This 5-bar robot was designed with modularity in mind, so that not only you can make different components for the robot with relative ease, but also to easily visualize the changes on its task-space based on its current geometry. You can change the length of every arm by steps of 2 cm, and you can also change the distance between the servos in the same steps, and then the program to control the robot will show you where the robot can move. You can also give the robot positions to move to by simply clicking on its task-space. Additionally, this robot uses an Arduino Board to control an electromagnet, which can be controlled on the same program.

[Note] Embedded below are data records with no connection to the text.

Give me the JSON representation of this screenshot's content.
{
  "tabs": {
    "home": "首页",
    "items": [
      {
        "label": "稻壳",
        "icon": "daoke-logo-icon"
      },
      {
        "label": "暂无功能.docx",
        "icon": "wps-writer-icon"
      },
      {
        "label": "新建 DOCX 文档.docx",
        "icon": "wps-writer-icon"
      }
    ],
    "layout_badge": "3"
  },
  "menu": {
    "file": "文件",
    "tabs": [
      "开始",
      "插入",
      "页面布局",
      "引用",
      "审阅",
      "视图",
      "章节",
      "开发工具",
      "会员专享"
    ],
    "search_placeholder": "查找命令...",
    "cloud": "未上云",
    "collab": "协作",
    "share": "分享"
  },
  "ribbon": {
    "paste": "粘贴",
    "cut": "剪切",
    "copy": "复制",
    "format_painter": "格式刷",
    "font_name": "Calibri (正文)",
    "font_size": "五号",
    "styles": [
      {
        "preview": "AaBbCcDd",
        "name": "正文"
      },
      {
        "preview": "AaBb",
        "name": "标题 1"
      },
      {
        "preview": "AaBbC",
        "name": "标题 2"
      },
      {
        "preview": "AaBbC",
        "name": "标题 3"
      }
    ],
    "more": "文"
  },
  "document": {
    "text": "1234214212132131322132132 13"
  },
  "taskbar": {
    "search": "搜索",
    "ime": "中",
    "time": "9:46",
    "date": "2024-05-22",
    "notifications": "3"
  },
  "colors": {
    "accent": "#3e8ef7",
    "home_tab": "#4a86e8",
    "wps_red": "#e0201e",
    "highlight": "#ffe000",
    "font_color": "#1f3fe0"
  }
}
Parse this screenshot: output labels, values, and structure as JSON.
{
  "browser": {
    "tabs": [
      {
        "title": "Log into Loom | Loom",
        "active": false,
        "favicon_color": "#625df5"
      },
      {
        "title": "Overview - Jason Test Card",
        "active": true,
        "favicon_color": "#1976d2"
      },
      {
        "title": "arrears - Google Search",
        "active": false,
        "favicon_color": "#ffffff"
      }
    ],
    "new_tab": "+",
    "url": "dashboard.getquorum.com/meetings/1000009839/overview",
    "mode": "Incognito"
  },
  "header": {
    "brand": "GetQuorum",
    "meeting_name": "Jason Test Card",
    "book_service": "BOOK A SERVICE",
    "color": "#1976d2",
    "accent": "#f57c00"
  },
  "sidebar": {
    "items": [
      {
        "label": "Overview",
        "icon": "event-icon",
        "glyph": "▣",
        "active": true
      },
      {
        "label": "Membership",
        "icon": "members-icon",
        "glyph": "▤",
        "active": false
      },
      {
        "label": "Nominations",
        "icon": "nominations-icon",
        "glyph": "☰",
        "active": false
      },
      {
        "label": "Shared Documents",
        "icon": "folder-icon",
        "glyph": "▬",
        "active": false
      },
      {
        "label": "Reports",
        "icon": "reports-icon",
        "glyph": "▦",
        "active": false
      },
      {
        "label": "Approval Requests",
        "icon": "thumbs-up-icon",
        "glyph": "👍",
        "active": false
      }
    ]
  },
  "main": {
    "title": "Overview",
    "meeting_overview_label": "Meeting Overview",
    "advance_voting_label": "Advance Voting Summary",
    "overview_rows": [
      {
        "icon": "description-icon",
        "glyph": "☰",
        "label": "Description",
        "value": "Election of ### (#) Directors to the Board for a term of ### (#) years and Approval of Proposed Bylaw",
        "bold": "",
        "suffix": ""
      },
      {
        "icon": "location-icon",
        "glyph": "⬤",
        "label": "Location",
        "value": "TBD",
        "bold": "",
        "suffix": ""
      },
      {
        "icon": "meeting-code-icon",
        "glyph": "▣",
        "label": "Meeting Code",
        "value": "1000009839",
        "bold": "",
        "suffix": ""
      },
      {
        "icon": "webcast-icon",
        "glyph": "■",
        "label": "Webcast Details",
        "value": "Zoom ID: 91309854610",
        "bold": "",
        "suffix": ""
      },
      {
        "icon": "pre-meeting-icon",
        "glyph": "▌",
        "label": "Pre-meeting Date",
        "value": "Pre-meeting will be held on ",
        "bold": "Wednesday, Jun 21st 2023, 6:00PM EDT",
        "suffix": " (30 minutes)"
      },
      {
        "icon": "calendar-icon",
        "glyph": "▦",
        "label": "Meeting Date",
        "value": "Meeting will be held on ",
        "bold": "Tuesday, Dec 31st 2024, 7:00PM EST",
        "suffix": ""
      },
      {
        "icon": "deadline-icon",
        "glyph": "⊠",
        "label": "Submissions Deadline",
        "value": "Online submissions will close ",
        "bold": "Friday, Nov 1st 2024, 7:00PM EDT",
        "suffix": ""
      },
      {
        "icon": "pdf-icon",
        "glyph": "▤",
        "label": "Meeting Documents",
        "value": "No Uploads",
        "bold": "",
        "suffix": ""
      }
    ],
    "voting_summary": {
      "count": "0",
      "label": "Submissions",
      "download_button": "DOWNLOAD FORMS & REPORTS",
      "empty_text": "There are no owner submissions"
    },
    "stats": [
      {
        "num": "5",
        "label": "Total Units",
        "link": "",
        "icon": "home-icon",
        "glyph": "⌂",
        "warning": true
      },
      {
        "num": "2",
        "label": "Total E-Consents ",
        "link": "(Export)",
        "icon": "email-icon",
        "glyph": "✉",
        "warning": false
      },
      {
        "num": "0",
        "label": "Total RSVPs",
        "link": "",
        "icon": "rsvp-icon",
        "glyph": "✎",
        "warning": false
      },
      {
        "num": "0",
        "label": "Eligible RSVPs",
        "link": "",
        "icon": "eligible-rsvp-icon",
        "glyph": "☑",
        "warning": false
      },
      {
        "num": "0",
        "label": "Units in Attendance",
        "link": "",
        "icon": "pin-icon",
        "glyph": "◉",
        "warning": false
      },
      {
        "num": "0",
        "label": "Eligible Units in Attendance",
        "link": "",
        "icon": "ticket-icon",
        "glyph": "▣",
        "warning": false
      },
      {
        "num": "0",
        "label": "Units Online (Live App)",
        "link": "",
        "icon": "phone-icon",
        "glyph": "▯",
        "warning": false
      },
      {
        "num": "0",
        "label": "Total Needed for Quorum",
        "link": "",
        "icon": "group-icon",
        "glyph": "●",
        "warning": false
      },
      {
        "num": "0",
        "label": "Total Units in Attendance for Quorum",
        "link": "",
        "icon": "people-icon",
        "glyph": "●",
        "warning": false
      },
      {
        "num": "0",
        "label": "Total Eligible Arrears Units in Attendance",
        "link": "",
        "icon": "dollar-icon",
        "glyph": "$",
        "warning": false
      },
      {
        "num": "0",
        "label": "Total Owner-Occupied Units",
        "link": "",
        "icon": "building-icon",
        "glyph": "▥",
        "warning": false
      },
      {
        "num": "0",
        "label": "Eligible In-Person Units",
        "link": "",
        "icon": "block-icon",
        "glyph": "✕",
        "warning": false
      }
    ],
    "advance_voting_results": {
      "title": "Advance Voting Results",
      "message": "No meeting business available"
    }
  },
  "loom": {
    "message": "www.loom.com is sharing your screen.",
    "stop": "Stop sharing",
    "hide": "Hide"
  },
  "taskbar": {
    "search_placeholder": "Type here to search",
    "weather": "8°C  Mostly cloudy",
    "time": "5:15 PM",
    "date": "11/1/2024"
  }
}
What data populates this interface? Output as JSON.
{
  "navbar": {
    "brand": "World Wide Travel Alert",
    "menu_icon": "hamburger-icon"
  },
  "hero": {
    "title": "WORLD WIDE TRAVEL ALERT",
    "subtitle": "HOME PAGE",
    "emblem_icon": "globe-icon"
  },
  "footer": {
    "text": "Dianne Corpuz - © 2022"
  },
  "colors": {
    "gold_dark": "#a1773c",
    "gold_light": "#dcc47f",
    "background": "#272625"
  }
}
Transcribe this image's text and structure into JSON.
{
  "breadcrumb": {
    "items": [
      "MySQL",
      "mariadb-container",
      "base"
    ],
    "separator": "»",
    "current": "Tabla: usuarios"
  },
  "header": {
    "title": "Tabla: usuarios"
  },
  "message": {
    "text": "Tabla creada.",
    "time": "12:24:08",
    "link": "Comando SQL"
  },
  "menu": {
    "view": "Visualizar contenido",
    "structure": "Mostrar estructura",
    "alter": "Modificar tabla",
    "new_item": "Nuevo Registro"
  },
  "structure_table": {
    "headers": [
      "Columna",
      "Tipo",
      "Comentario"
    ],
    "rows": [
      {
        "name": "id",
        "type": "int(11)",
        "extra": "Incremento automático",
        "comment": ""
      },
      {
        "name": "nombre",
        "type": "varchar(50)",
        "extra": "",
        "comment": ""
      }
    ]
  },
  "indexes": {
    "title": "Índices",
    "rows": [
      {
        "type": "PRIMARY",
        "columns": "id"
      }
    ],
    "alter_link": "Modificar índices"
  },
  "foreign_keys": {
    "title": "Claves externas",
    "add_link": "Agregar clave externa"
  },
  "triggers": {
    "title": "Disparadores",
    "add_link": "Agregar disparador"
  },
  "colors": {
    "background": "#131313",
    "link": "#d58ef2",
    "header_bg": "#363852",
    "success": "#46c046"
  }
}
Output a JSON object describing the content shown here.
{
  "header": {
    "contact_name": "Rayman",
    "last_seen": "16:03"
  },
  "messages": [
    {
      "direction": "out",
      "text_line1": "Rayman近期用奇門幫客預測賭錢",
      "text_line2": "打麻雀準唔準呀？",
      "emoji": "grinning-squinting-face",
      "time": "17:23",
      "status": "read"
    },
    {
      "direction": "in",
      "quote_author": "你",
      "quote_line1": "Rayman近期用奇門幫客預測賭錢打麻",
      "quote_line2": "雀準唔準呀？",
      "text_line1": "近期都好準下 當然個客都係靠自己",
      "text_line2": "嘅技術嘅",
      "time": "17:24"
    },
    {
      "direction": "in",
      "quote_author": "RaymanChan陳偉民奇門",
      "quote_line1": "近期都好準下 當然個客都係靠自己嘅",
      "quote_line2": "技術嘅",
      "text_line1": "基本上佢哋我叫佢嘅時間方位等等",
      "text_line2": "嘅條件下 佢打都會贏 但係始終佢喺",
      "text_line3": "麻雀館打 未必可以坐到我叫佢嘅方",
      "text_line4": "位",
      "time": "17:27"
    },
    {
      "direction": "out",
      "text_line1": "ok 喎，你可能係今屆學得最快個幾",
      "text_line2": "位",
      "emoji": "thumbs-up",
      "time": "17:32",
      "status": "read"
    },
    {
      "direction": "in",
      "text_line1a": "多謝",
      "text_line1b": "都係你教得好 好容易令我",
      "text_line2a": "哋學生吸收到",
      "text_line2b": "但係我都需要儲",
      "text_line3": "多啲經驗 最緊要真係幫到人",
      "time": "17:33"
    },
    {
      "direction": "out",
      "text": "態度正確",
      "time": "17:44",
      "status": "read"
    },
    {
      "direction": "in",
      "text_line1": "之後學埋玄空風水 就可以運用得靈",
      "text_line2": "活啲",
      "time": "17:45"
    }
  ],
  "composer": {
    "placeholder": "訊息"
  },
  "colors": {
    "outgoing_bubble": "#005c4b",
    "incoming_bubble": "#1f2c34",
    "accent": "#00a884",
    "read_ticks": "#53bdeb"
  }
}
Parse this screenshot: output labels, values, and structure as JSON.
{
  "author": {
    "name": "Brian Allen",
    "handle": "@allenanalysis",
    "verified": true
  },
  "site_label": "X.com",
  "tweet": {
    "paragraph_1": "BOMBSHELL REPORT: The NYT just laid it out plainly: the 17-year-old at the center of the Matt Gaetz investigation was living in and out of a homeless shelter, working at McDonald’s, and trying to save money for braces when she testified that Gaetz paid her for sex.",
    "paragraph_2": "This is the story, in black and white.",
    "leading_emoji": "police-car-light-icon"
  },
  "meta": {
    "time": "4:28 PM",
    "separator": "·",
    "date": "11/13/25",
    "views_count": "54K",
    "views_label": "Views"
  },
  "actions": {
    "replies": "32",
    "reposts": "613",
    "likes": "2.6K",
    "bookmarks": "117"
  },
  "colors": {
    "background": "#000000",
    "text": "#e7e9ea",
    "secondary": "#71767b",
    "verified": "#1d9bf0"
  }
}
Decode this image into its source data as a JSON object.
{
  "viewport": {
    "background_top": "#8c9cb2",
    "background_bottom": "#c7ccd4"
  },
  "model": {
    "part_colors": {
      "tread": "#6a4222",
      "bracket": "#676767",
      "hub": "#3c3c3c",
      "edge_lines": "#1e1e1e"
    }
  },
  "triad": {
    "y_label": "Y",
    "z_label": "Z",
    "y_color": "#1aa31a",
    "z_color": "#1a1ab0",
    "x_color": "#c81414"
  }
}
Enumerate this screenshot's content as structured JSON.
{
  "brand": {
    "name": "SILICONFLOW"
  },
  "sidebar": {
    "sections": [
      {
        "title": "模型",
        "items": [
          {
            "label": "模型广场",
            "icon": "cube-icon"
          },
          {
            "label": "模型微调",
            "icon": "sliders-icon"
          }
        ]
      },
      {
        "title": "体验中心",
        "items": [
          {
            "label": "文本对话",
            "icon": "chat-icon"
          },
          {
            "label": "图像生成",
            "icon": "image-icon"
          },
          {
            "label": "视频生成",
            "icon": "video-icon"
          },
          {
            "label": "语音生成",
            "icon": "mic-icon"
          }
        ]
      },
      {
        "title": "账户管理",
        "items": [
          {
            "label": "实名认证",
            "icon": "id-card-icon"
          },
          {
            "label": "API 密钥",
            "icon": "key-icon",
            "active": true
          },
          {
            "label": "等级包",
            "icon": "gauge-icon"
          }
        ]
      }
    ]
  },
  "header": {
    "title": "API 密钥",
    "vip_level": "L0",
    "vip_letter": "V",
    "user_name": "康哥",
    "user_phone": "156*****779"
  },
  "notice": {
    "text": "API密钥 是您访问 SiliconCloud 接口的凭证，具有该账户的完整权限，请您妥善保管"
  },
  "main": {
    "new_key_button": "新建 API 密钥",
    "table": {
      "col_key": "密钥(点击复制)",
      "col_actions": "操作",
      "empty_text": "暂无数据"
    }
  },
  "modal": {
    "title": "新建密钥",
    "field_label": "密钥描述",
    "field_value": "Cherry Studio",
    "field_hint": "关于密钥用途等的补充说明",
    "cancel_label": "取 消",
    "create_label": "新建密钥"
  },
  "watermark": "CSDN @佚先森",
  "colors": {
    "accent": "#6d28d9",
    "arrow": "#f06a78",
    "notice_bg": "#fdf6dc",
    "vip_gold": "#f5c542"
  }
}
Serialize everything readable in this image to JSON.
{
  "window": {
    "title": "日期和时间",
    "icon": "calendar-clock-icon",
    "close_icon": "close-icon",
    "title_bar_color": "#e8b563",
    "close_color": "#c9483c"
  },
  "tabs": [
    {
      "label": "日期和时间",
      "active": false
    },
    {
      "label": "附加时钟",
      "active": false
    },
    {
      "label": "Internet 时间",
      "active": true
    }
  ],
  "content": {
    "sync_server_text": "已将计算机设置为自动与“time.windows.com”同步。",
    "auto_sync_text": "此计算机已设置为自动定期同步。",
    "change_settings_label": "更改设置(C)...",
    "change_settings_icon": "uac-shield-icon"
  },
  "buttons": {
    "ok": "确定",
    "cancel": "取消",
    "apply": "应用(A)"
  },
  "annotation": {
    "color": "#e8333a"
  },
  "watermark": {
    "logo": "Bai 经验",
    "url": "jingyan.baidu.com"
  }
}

This robot's main purpose is mostly educational, showing how the task-space and the c-cpace change on a robot given its dimensions, but also integrating that aproach to a real robot to give a better understanding of it.

In regards to the code, there are 4 python programs here, as well as an Arduino sketch borrowed from the examples folder of Arduino IDE:

  • cinematica_scara.py contains the functions to calculate the direct and inverse kinematics of the robot, that is, the final position of the robot given the angles, and the angles given the position, respectively.
  • plot_task_space.py contains the functions to plot the possible angles and points given a certain geometry.
  • com_iman.py has the code to send the signals to the Arduino board and control the electromagnet
  • Scara.py compiles everything and communicates with the servo controller and the Arduino boards, while also translating everything into a simple user-friendly interface.
  • Finally, PhysicalPixel.ino allows Scara.py to establish communication with the Arduino, by reading strings and changing the digital output of ine of its pins to control the electromagnet

PhysicalPixel.ino

The Arduino sketch used for serial communication through python.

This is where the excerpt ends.